Jede italienische Stadt hat ihre eigenen Treffpunkte für das Apericena und jede Bar hat ihr eigenes Angebot. Nicht alles ist gut. Häufig gibt es vor allem sättigende und frittierte Häppchen. Aber einige Lokale legen sich richtig ins Zeug und bieten auch ungewöhnliche Speisen an oder setzen regionale und saisonale Schwerpunkte und servieren exotischere Speisen wie Sushi oder Sashimi. Manche Bars betten das Ganze in Musik- oder Themenabende ein. Längst sind es nicht mehr nur junge Leute, die das neuartige Abendessen für sich entdeckt haben. Apericena ist inzwischen quer durch alle Altersklassen sehr beliebt. Für die Gastronomen scheint es sich zu lohnen, gemessen am immer umfangreicheren Angebot. Der eine oder andere Kunde bestellt gern noch ein weiteres Getränk dazu, und die Lohnkosten für das Personal sind niedrig.

Erst ganz allmählich setzt sich das Apericena auch in anderen Ländern durch, wobei Deutschland eher zu den Nachzüglern zählt – vermutlich auch deshalb, weil die Kosten höher sind und es keine wirkliche Apéritif-Kultur gibt. In Paris und Wien sind erste Lokale dieser Art eröffnet worden.

Doch wer dem modernen Abendsnack nichts abgewinnen kann, der muss sich keine Sorgen machen. Es gibt noch immer genug klassische Restaurants mit sehr attraktiven Essensangeboten in Italien.

Italien – Land des Genusses

Getränke
 Italien ist das Land des guten Essens und der Aperitifs.
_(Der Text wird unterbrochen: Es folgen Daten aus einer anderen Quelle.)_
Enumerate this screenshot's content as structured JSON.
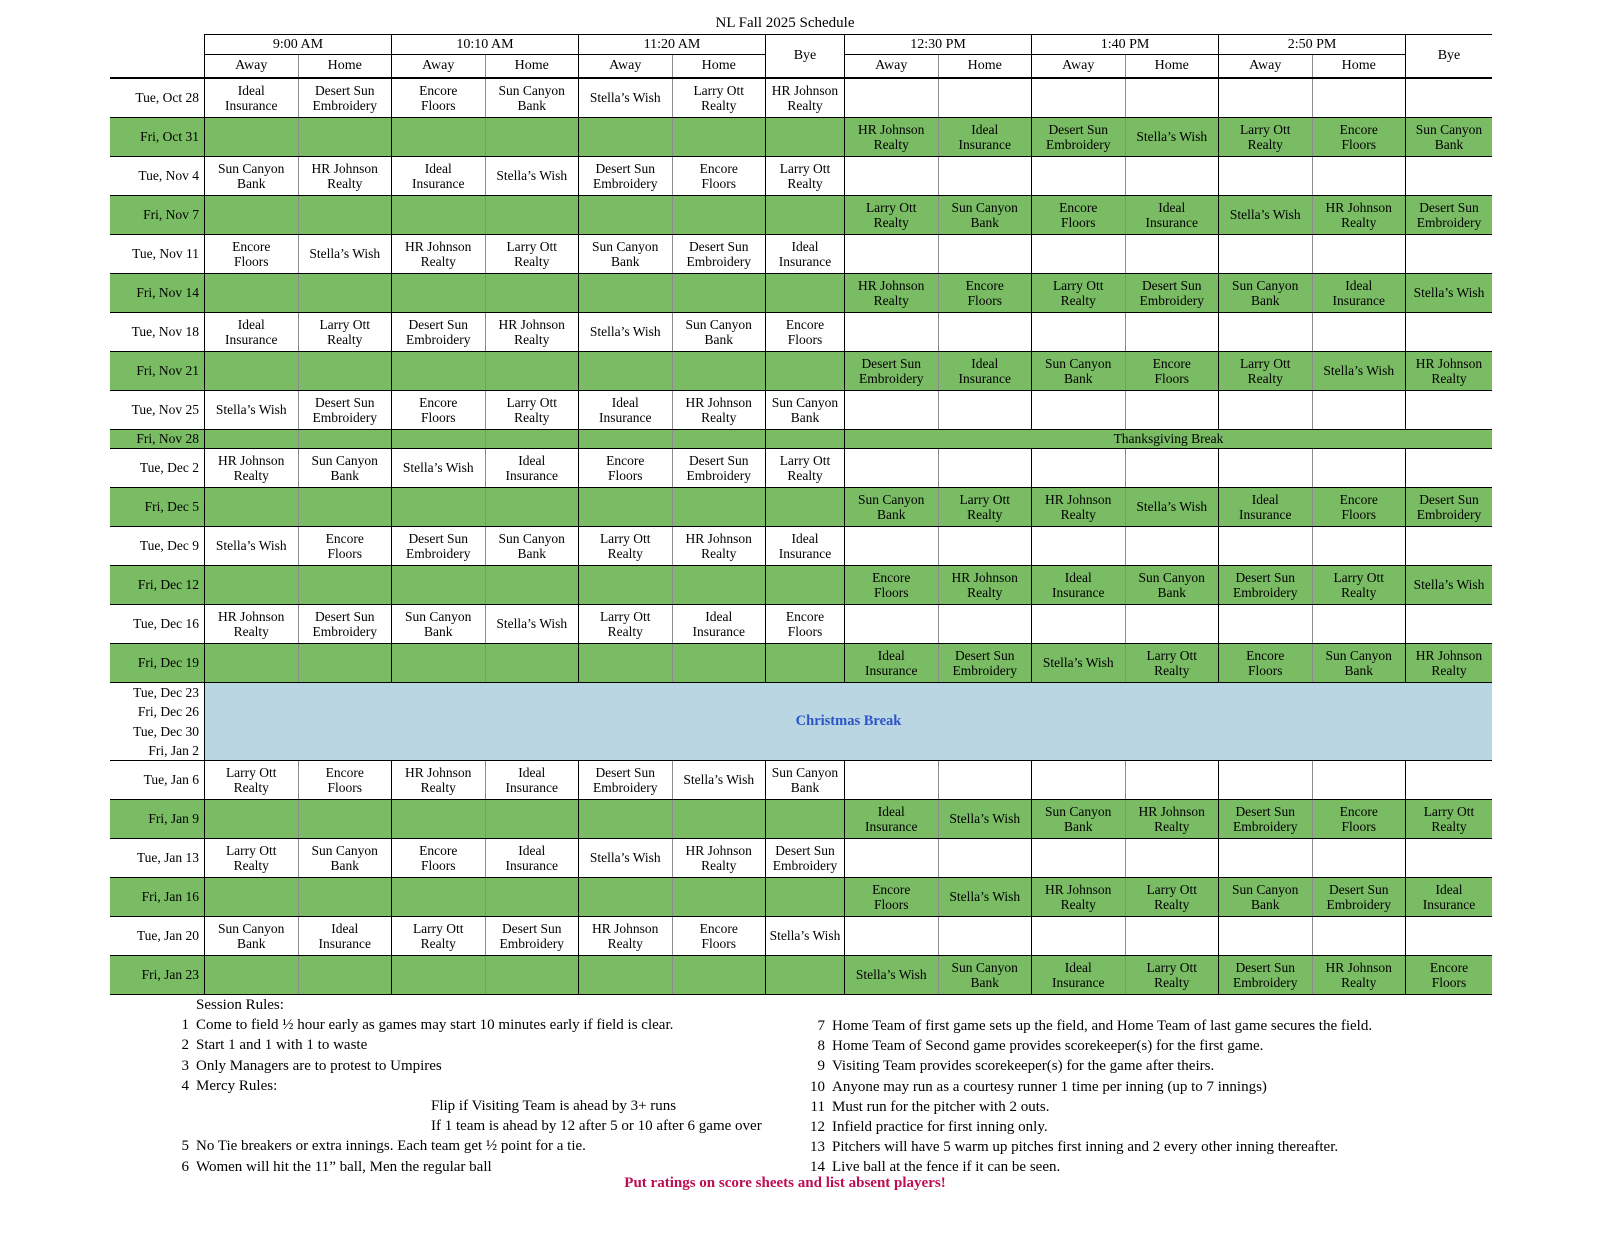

Neben Wermut hat das Land auch klassische Aperitife wie Campari, Aperol, Cynar, Averna oder Schaumweine wie Prosecco und Franciacorta im Angebot. Daraus lassen sich diverse Cocktails mixen. Zu den bekanntesten Cocktails des Landes gehören Campari und Aperol Spritz, Negroni, Negroni Sbagliato, Americano, Martini Dry oder Bellini.

Export
 Italien gehört zu den weltweit größten Exporteuren von landwirtschaftlichen Produkten und Lebensmitteln. Die Ausfuhren stiegen 2022 um 18,5 Prozent auf 48,9 Milliarden Euro. Wichtigste Abnehmer waren Deutschland und – an zweiter Stelle – die USA.

Angebot
Die Angebotspalette reicht – abgesehen von Spirituosen und Wein – über Käsesorten wie Parmesan, Ricotta, Mozzarella und Gorgonzola, Wurstwaren wie Salami, Mortadella und Schinken, Pasta, Reis, Süßwaren, Obst und Gemüse bis zu Fruchtsaft, Mineralwasser und Kaffee.